Students have mixed feelings on daylight saving

Samuel Nusbaum, Administration Reporter


Early Sunday morning, clocks across the country changed for daylight saving time.

People have made their clocks, phones and watches fall one hour behind.

The U.S. started using daylight saving time in 1918 during World War I.

Rylee Garrett, a junior marketing major, said she thinks daylight saving time helps students.

“They will probably end up sleeping that extra hour,” she said.

Garrett said she does not know where the idea for daylight saving time came from, but she does like it, as gaining an hour of sleep is better than losing an hour.

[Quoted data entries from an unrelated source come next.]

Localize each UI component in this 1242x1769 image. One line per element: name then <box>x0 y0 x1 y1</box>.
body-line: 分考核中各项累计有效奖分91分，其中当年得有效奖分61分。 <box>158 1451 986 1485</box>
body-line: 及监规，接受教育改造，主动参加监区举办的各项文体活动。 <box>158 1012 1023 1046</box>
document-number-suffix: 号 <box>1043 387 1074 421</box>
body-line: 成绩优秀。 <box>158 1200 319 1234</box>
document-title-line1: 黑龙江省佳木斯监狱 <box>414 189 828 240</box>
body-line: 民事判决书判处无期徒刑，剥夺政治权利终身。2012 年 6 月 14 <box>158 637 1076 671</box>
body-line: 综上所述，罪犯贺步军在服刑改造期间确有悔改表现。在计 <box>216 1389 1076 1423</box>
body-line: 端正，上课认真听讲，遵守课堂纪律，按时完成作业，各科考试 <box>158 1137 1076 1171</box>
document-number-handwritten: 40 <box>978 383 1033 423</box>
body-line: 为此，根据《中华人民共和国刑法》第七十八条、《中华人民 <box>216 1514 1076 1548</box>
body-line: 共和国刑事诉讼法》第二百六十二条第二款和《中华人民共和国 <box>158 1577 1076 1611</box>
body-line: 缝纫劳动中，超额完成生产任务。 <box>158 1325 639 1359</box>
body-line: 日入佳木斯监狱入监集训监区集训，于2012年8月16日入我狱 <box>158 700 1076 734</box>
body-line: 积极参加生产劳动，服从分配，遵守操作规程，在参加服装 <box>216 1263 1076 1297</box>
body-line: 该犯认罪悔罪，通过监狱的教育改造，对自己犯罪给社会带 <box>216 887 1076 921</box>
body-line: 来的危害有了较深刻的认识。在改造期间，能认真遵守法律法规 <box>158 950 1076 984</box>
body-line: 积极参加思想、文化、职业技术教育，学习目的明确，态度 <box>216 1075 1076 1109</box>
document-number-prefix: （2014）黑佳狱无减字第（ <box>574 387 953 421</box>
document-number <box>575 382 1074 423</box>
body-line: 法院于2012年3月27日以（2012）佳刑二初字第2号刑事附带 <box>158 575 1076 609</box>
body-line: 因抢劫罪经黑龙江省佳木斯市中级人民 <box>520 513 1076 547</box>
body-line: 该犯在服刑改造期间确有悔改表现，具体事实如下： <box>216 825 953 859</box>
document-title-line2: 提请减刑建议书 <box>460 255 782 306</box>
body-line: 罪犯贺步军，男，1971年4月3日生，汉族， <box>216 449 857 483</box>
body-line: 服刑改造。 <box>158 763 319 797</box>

Rachel Garippo, a senior health administration major, said she did not set her clock back because she uses her phone’s alarm and her stopwatch to know when to get up.

However, she still set a backup alarm in case her phone did not change the time itself.

Like Garrett, Garippo also thinks daylight saving time helps students with their sleep.

“Hopefully they do not get tired throughout the day and do not need a nap,” Garippo said.

She said she likes the daylight during fall, but does not like losing it in the spring.

Adrian Janik, a junior health administration major, said he also uses his phone for an alarm.

He said he likes daylight saving time, and it could possibly help students with their academics.

“There is still 24 hours in a day so it depends on if you study during the day or not,” Janik said.

Marina Haji, a sophomore kinesiology and sports studies major, said she uses her phone as a clock, both at Eastern and at home.

She said she does not mind the idea of daylight saving time, though she does not like the idea of setting the time back an hour.

“You really do not gain an hour of sleep. I think it is just a myth,” Haji said.

Haji said the day did not gain an hour, as there are not 25 hours in the day; it is still 24.

Haji said she likes the spring more because it seems to her there is more natural light then.

She said she does not like how it gets darker earlier because of the time change.